Lezen wat hieraan vooraf ging? -> hier!
Bloemen? Why Not! (over schoenvullerij)
4 december, half drie ‘s nachts.
Ik sluip de trap af. Ik heb maar even mijn wekker gezet, ervan uitgaande dat om deze tijd de rest vast wel klaar is met schoenvullen.
Nondeju, wat is het koud. Als ik wat zou kunnen zien, zou ik nu mijn eigen adem kunnen bewonderen.
–––
Een paar uur eerder.
Het beeld: vier volwassen mannen met een zo groot mogelijke schoen in de hand, die ze ieder met veel gevoel voor traditie (en bij gebrek aan een open haard) op de deurmat in de gang neerzetten.
Aiko heeft wat verdord gras uit de tuin geharkt en drapeert dat nu kunstzinnig rondom zijn schoen.
“Voor ‘t huispaard!” grinnikt hij er triomfantelijk bij, wetende dat ik hem getrokken heb.
“Heel fijn. Bedankt. Zal smaken,” grom ik terug. Demonstratief haal ik een pilsje uit de koelkast en prop dat in mijn schoen.
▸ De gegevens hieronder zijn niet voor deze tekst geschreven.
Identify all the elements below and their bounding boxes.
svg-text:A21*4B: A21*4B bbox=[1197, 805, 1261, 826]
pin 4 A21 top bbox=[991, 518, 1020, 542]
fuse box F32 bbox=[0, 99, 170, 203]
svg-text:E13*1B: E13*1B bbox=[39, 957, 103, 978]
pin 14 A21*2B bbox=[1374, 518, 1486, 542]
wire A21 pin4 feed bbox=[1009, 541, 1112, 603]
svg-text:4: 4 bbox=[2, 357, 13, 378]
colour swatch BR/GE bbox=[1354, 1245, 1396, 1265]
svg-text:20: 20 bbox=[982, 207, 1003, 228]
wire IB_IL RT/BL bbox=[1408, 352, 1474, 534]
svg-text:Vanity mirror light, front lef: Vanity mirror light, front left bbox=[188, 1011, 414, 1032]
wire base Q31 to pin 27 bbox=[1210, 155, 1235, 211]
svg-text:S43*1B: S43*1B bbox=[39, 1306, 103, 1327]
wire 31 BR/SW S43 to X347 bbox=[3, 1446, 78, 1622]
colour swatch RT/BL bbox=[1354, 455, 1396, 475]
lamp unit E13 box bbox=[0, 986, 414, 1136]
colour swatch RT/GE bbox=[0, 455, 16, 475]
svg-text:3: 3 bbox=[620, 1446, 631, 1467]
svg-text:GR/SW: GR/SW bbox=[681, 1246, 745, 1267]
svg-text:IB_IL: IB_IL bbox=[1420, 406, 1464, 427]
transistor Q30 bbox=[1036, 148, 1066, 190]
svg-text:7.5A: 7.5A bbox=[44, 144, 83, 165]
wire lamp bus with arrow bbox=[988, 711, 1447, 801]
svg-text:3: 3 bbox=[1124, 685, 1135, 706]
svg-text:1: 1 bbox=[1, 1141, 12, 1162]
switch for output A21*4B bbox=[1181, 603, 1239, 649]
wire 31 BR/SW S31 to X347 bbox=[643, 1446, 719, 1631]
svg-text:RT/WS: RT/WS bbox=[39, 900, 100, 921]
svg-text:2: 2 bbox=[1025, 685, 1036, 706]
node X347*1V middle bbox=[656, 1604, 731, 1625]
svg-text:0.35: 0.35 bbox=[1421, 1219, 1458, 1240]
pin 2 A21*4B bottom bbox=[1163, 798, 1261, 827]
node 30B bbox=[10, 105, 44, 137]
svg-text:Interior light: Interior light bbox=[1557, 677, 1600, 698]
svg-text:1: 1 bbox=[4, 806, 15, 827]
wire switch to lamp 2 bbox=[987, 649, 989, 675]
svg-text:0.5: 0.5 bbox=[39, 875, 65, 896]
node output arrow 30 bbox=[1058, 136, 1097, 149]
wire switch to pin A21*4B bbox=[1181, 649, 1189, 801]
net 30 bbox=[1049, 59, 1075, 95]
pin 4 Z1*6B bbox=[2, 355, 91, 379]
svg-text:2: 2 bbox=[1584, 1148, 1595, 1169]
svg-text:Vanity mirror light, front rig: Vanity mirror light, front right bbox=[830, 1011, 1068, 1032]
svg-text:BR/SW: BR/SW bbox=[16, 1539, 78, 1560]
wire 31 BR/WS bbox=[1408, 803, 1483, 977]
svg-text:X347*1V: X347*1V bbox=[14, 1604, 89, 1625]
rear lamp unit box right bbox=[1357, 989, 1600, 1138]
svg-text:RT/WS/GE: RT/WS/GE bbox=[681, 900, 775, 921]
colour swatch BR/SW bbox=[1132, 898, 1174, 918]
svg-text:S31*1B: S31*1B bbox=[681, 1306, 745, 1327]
“Kijk. Zó behandel je een dorstig huispaard op een fatsoenlijke manier. Hint, hint.”
De rest houdt het op een delicate schoenvulling van mandarijn en muffe walnoot.
–––
Ik sta in het donker voor de schoenen in de gang. Ik zie geen bal, maar ik durf het licht niet aan te doen; straks wordt Hans nog wakker. Met één hand tast ik op de grond, op zoek naar het gras rond mijn doelschoen. Niks. Ik trek mijn mobieltje uit de zak van mijn bordeauxrode ochtendmantel. Hoera voor de zaklamp-app.
De schoenen van Hans en Guido zijn al gevuld. Braaf. De mandarijnenschillen liggen er, zoals het hoort, naast. Uit Hans’ schoen steekt een halve rol keukenpapier met een mini-flesje wodka in de rol geduwd. Op het keukenpapier staat met dikke viltstift: “Je kunt toch maar beter jezelf trekken!”
Ik grinnik. Duidelijk het werk van Guido, praktisch en to-the-point als hij is. Maar van inpakken heeft hij totaal geen verstand.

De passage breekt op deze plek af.